College Announces 2014 Honorary Degree Recipients
The Board of Trustees of Albertus Magnus College has voted unanimously to confer the honorary degree of Doctor of Humane Letters upon the following distinguished individuals at the College's 91st Commencement Exercises, Sunday, May 18:
Rabbi Herbert N. Brockman, a seventh-generation rabbi, has been the spiritual leader of Hamden's Congregation Mishkan Israel for nearly 30 years. Dedicated to promoting social justice and interfaith programs throughout greater New Haven, nationally and internationally, he has served on countless boards, including Interfaith Cooperative Ministries and Hartford Seminary; he is a lecturer at Yale Divinity School. Rabbi Brockman is passionate in his belief that involvement in the broader community is central not only to his synagogue's mission but important in the lives of all.

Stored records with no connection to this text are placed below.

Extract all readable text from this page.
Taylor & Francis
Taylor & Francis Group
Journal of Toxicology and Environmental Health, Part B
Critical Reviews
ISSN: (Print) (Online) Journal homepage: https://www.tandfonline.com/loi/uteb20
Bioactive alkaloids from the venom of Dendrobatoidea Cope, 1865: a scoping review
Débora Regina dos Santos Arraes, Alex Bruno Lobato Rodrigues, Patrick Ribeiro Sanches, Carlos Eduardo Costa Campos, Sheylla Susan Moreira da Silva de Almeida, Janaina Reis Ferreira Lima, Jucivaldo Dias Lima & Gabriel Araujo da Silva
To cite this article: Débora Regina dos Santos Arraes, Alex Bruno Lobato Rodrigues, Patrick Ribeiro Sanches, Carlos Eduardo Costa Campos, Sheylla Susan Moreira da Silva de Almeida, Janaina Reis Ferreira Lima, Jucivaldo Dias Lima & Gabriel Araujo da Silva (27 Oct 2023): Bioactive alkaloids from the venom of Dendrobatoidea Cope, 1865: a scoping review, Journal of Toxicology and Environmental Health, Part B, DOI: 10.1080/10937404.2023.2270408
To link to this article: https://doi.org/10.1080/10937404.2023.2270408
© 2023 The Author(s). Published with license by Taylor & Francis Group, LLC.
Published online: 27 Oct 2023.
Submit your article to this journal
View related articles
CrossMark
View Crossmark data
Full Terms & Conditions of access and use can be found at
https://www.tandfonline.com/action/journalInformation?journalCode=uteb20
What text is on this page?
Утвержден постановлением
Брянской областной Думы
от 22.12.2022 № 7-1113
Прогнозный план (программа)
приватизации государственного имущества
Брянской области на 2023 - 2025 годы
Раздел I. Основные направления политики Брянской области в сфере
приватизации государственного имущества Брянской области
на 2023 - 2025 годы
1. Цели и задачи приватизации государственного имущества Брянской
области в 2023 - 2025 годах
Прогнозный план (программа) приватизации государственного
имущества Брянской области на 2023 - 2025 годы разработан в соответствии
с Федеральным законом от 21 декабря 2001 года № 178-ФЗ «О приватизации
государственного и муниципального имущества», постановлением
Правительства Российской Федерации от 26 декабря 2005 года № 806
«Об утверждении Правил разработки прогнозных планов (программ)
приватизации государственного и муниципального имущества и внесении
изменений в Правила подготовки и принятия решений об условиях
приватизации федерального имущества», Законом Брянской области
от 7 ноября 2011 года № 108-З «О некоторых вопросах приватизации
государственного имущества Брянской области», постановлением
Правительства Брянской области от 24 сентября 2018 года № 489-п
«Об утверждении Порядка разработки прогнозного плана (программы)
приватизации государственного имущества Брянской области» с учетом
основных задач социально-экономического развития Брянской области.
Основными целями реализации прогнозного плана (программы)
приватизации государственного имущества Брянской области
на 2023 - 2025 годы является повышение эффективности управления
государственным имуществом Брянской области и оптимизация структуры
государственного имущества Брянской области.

Drew S. Days III, civil rights activist, Peace Corps alumnus, teacher, author and public servant, came to New Haven in 1963 as a student at Yale Law School, receiving his LL.B. in 1966. Today, he is Yale's Alfred M. Rankin Professor Emeritus of Law and Professorial Lecturer in Law. His has been a distinguished career in the law: staff member of the NAACP Legal Defense Fund litigating civil rights cases; assistant attorney general for civil rights in the U.S. Department of Justice; and solicitor general of the United States - the Government's lawyer in cases before the Supreme Court.

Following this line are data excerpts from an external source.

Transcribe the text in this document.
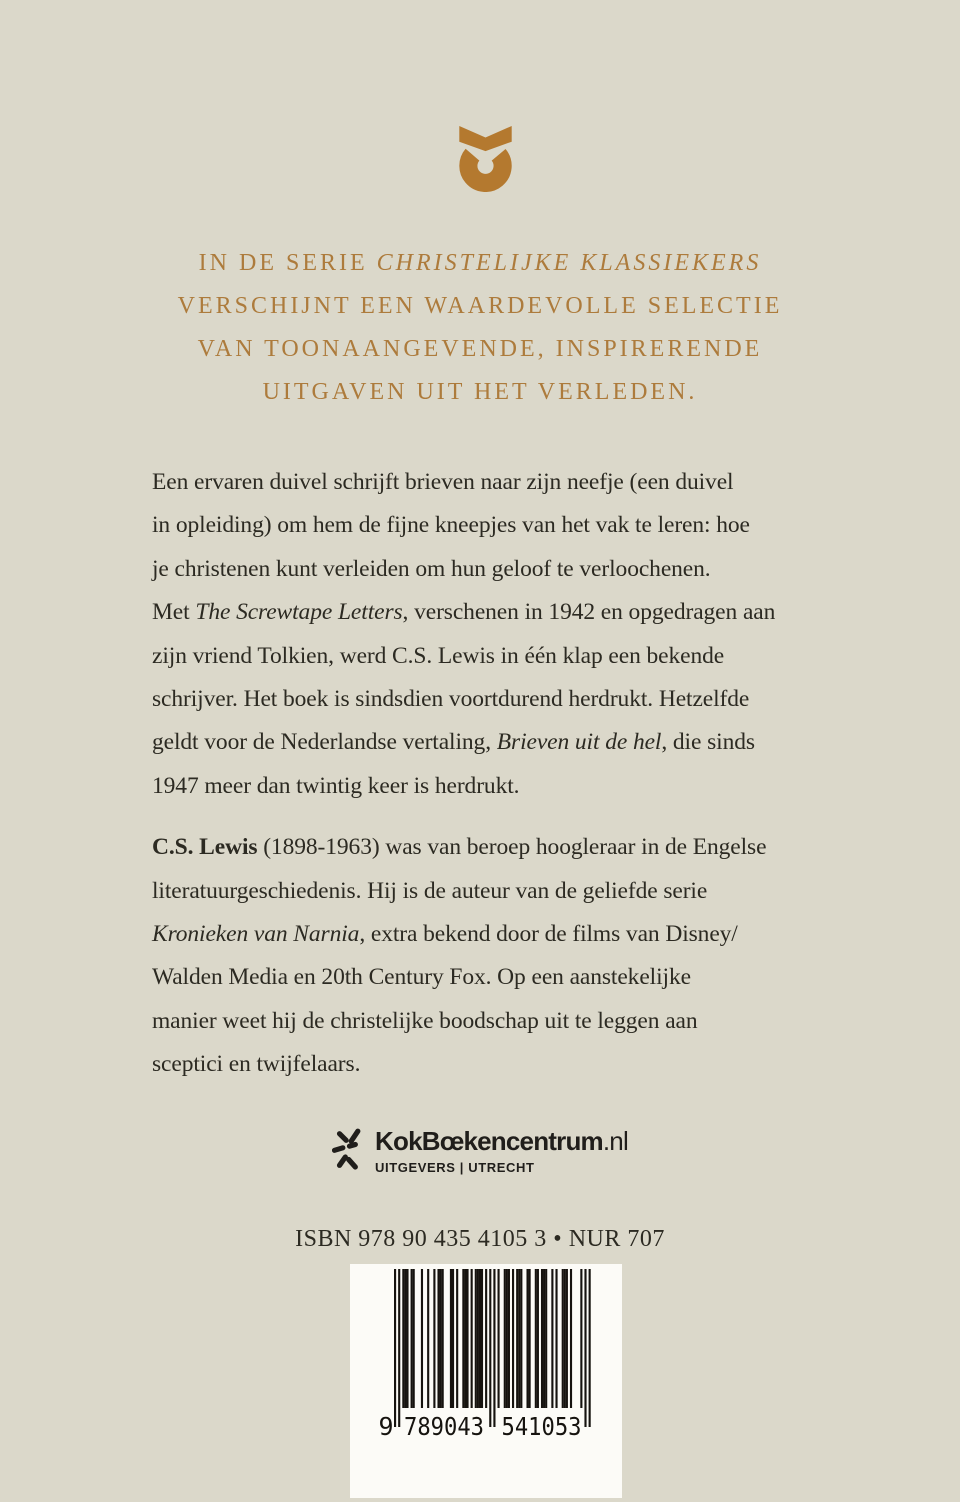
IN DE SERIE CHRISTELIJKE KLASSIEKERS
VERSCHIJNT EEN WAARDEVOLLE SELECTIE
VAN TOONAANGEVENDE, INSPIRERENDE
UITGAVEN UIT HET VERLEDEN.
Een ervaren duivel schrijft brieven naar zijn neefje (een duivel
in opleiding) om hem de fijne kneepjes van het vak te leren: hoe
je christenen kunt verleiden om hun geloof te verloochenen.
Met The Screwtape Letters, verschenen in 1942 en opgedragen aan
zijn vriend Tolkien, werd C.S. Lewis in één klap een bekende
schrijver. Het boek is sindsdien voortdurend herdrukt. Hetzelfde
geldt voor de Nederlandse vertaling, Brieven uit de hel, die sinds
1947 meer dan twintig keer is herdrukt.
C.S. Lewis (1898-1963) was van beroep hoogleraar in de Engelse
literatuurgeschiedenis. Hij is de auteur van de geliefde serie
Kronieken van Narnia, extra bekend door de films van Disney/
Walden Media en 20th Century Fox. Op een aanstekelijke
manier weet hij de christelijke boodschap uit te leggen aan
sceptici en twijfelaars.
KokBœkencentrum.nl
UITGEVERS | UTRECHT
ISBN 978 90 435 4105 3 • NUR 707
9 789043 541053
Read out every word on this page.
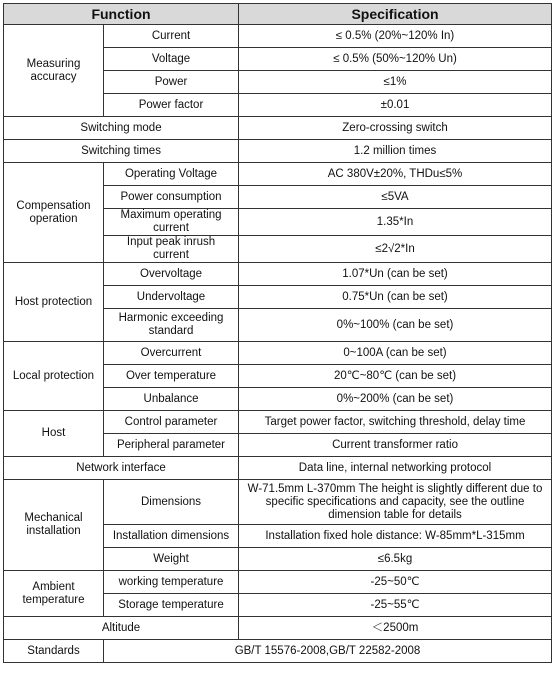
Function		Specification
Measuring accuracy	Current	≤ 0.5% (20%~120% In)
	Voltage	≤ 0.5% (50%~120% Un)
	Power	≤1%
	Power factor	±0.01
Switching mode		Zero-crossing switch
Switching times		1.2 million times
Compensation operation	Operating Voltage	AC 380V±20%, THDu≤5%
	Power consumption	≤5VA
	Maximum operating current	1.35*In
	Input peak inrush current	≤2√2*In
Host protection	Overvoltage	1.07*Un (can be set)
	Undervoltage	0.75*Un (can be set)
	Harmonic exceeding standard	0%~100% (can be set)
Local protection	Overcurrent	0~100A (can be set)
	Over temperature	20℃~80℃ (can be set)
	Unbalance	0%~200% (can be set)
Host	Control parameter	Target power factor, switching threshold, delay time
	Peripheral parameter	Current transformer ratio
Network interface		Data line, internal networking protocol
Mechanical installation	Dimensions	W-71.5mm L-370mm The height is slightly different due to specific specifications and capacity, see the outline dimension table for details
	Installation dimensions	Installation fixed hole distance: W-85mm*L-315mm
	Weight	≤6.5kg
Ambient temperature	working temperature	-25~50℃
	Storage temperature	-25~55℃
Altitude		＜2500m
Standards	GB/T 15576-2008,GB/T 22582-2008	
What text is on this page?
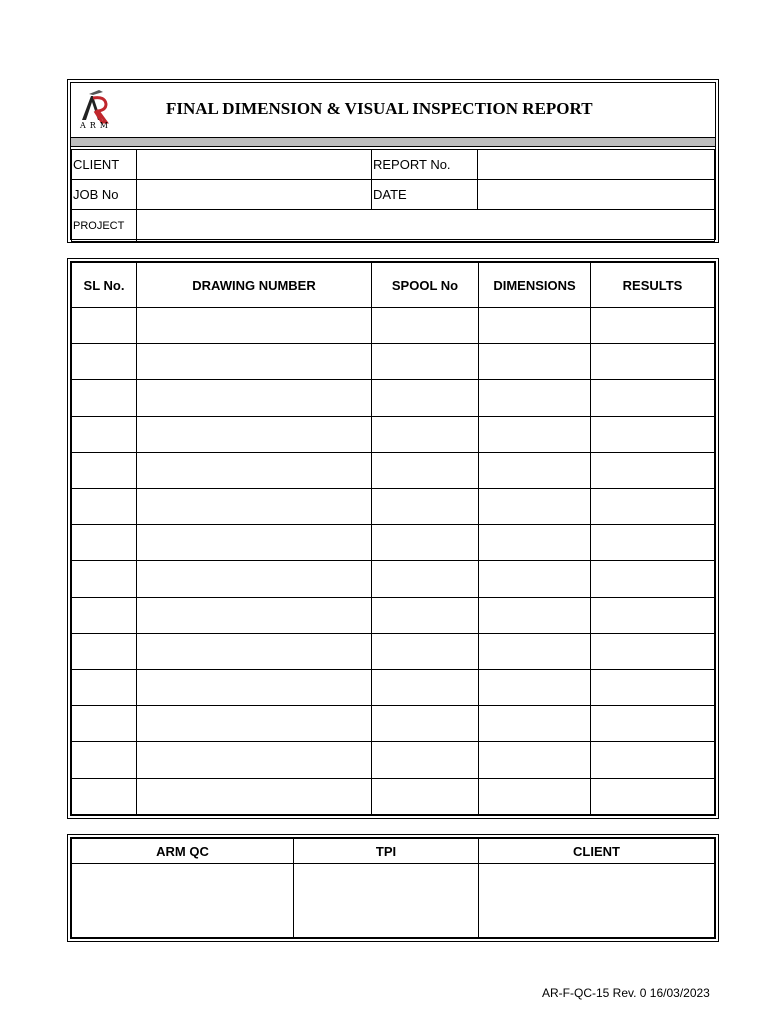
ARM
FINAL DIMENSION & VISUAL INSPECTION REPORT
CLIENT		REPORT No.	
JOB No		DATE	
PROJECT			
SL No.	DRAWING NUMBER	SPOOL No	DIMENSIONS	RESULTS

ARM QC	TPI	CLIENT

AR-F-QC-15 Rev. 0 16/03/2023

Janice McLaughlin, M.M., is president of the Maryknoll Sisters of St. Dominic, the first U.S-based congregation of Roman Catholic women religious dedicated to overseas service. For nearly 40 years she served in Africa: first in Kenya and later in Rhodesia (now Zimbabwe). Her articles documenting government atrocities there led to her arrest, imprisonment and deportation. When Rhodesia gained independence, the new government invited her to work as an education consultant in the President's Office, helping to develop a new system of education linking academic subjects and technical training.

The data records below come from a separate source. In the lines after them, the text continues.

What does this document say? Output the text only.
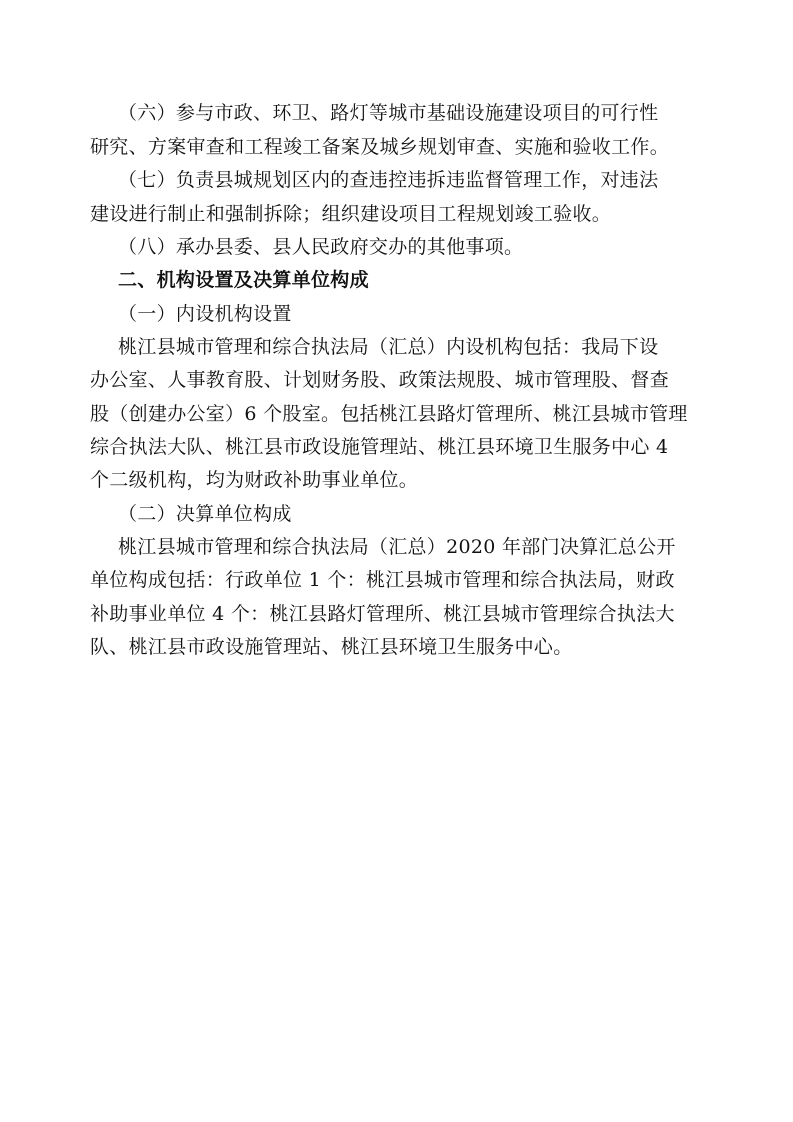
（六）参与市政、环卫、路灯等城市基础设施建设项目的可行性
研究、方案审查和工程竣工备案及城乡规划审查、实施和验收工作。
（七）负责县城规划区内的查违控违拆违监督管理工作，对违法
建设进行制止和强制拆除；组织建设项目工程规划竣工验收。
（八）承办县委、县人民政府交办的其他事项。
二、机构设置及决算单位构成
（一）内设机构设置
桃江县城市管理和综合执法局（汇总）内设机构包括：我局下设
办公室、人事教育股、计划财务股、政策法规股、城市管理股、督查
股（创建办公室）6 个股室。包括桃江县路灯管理所、桃江县城市管理
综合执法大队、桃江县市政设施管理站、桃江县环境卫生服务中心 4
个二级机构，均为财政补助事业单位。
（二）决算单位构成
桃江县城市管理和综合执法局（汇总）2020 年部门决算汇总公开
单位构成包括：行政单位 1 个：桃江县城市管理和综合执法局，财政
补助事业单位 4 个：桃江县路灯管理所、桃江县城市管理综合执法大
队、桃江县市政设施管理站、桃江县环境卫生服务中心。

Denys Turner is the Horace Tracy Pitkin Professor of Historical Theology at Yale Divinity School. Prior to coming to Yale in 2005, he was the Norris-Hulse Professor of Divinity at the University of Cambridge; he also taught at several other universities in the United Kingdom. His focus is the study of the traditions of Western Christian mysticism, with special emphasis on doctrines of religious language and of selfhood, and on the links between classical traditions of spirituality and mysticism and the social and political commitments of Christianity. He has written several books, the most recent, “Thomas Aquinas: A Portrait,” was published in 2013.